Durante o trajeto acontece uma intervenção narrativa com vários esquetes de significados sobre muitas coisas, sejam elas da história do mundo ou do dia a dia – e até mesmo dos prazeres mais íntimos. Com isso, Radu Jude brinca com o tom do próprio filme e atribui sentido ao que forma os componentes da sociedade – os negacionistas, machistas, esquerdistas, conscientes, corretos, moralistas, conservadores, oprimidos, privilegiados, etc.
A ideia do diretor é de fazer entender o que compõe as pessoas nos lugares onde cada indivíduo está inserido e de como elas, dentro de seus contextos sociais, agem perante determinadas situações. Esse é o caso da reunião dos pais com a professora.
Quando o encontro acontece, todas essas ideias ficam evidentes. Há quem julgue a professora como uma sem vergonha e quem respeite a intimidade vazada. O que acontece, na verdade, é uma série de amostragens de construções sociais que não se restringem apenas ao contexto romeno. São impressões passadas por gerações e providas de inúmeros locais de conhecimento, como família e religião, por exemplo.
Em dado momento, um senhor de idade olha para o tablet de uma das mães presentes na reunião. A mulher, antes que tudo começasse, fez questão de mostrar o pornô acidental para todos (o conteúdo já havia sido removido, mas ela fez o download por saber que o vídeo seria retirado do ar). Assim, os presentes poderiam julgar a professora e mulher a partir da sua conduta no material audiovisual. A cena é tão incômoda e chocante quanto a do sexo explícito na abertura.
Mesmo tratando em tom sério, as análises dos envolvidos são sempre muito fechadas, como se o campo de visão dos seus olhos se restringisse a um pequeno buraco reto. Com isso, os pais julgam Emi, seu conhecimento e experiência profissionais pela liberdade que tem com o marido, pelas fantasias, desejos e prazeres que sentem.

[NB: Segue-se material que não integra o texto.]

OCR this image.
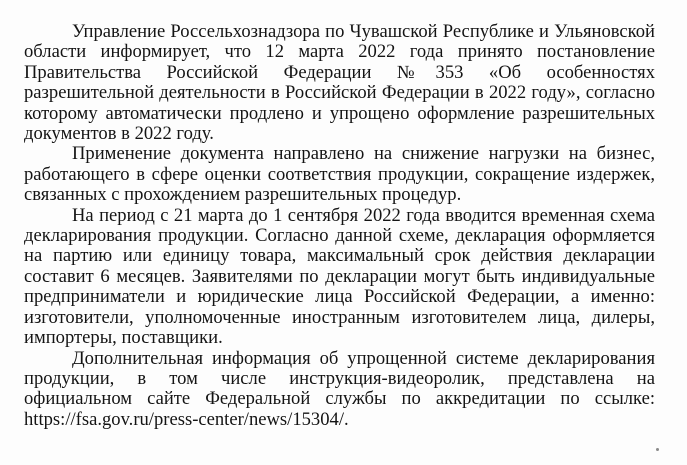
Управление Россельхознадзора по Чувашской Республике и Ульяновской области информирует, что 12 марта 2022 года принято постановление Правительства Российской Федерации №353 «Об особенностях разрешительной деятельности в Российской Федерации в 2022 году», согласно которому автоматически продлено и упрощено оформление разрешительных документов в 2022 году.

Применение документа направлено на снижение нагрузки на бизнес, работающего в сфере оценки соответствия продукции, сокращение издержек, связанных с прохождением разрешительных процедур.

На период с 21 марта до 1 сентября 2022 года вводится временная схема декларирования продукции. Согласно данной схеме, декларация оформляется на партию или единицу товара, максимальный срок действия декларации составит 6 месяцев. Заявителями по декларации могут быть индивидуальные предприниматели и юридические лица Российской Федерации, а именно: изготовители, уполномоченные иностранным изготовителем лица, дилеры, импортеры, поставщики.

Дополнительная информация об упрощенной системе декларирования продукции, в том числе инструкция-видеоролик, представлена на официальном сайте Федеральной службы по аккредитации по ссылке: https://fsa.gov.ru/press-center/news/15304/.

A sociedade reprime e humilha aqueles que não respeitam os valores da maioria. A diferença nem sempre é considerada, sobretudo no caso de quem tem algo tão pessoal exposto. O que o filme mostra é uma cena de tortura social, e a professora é o alvo. Já o final tem três opções, ou hipóteses, do que poderia acontecer. Uma talvez mais real, e outras para satisfazer a imaginação. Embora o tom seja de sátira, só acredita na brincadeira quem realmente não leu o que mais importantes do filme: as entrelinhas.